Hammond attended the University of Minnesota from 1963 to 1967, and moved to New York City in 1969. Since 1984, she has lived and worked in New Mexico, teaching at the University of Arizona, Tucson, from 1989 to 2006. In 2013, Hammond was honored with the College Art Association’s Distinguished Feminist Award. Her work has been exhibited nationally and internationally, in institutions such as the Museum of the City of New York (2016); New Mexico Museum of Art, Santa Fe (2016); Museum Brandhorst, Munich, Germany (2015); Rose Art Museum, Waltham, MA (2015); RedLine Art Space, Denver, CO (2014); National Museum of Women in the Arts, Washington, DC (2011); MoMA PS1 (2008); Vancouver Art Gallery, Canada (2008); Museum de Arte Contemporáneo Internacional Rufino Tamayo, Mexico City (2007); Neue Galerie, Graz, Austria (2007); Museum of Contemporary Art, Los Angeles (2007); SITE Sante Fe, NM(2002); Hammer Museum, Los Angeles (1996); Brooklyn Museum, NY (1985); New Museum, New York (1982); Downtown Whitney Museum, New York (1978); Walker Art Center, Minneapolis, MN (1968); among others. Hammond’s work is in the permanent collections of the Metropolitan Museum of Art and the Museum of Modern Art, New York; the Brooklyn Museum; the Walker Art Center, Minneapolis, MN; the Art Institute of Chicago, IL; and the Phoenix Art Museum, AZ; among others. She is represented by Alexander Gray Associates in New York.

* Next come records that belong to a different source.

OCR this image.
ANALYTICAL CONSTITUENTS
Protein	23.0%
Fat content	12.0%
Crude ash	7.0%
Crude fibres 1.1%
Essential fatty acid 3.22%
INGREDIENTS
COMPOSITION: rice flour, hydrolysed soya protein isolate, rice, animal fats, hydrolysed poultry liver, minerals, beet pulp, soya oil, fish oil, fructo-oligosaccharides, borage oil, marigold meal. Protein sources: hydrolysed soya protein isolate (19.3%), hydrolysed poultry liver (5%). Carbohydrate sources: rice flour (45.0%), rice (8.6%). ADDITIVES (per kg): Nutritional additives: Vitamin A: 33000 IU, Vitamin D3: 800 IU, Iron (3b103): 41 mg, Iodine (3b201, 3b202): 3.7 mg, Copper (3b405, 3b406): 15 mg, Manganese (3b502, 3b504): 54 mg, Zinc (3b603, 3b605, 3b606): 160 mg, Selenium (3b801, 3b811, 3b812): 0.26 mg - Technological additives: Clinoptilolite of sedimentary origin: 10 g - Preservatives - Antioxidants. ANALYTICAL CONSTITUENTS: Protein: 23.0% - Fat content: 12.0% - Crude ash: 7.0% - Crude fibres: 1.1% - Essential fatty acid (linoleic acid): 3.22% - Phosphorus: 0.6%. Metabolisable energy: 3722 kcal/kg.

Hammond has described the Floorpieces as her “most radical works,” as they “negotiate a space between painting and sculpture” and “between art and craft.” Their circular braided forms reference rag rugs, but are subtly oversized. Hammond braided knit fabric (scavenged from city dumpsters in the garment district south of Houston Street), stitched the braids into coils, and then partially painted the surface with acrylic, leaving sections of the colorful and patterned fabric uncovered. Considered as very flat sculptures or paintings, presented off the wall, five of the original seven Floorpieces have been installed together for the first time at The Aldrich in a double-height gallery, offering an expansive aerial view.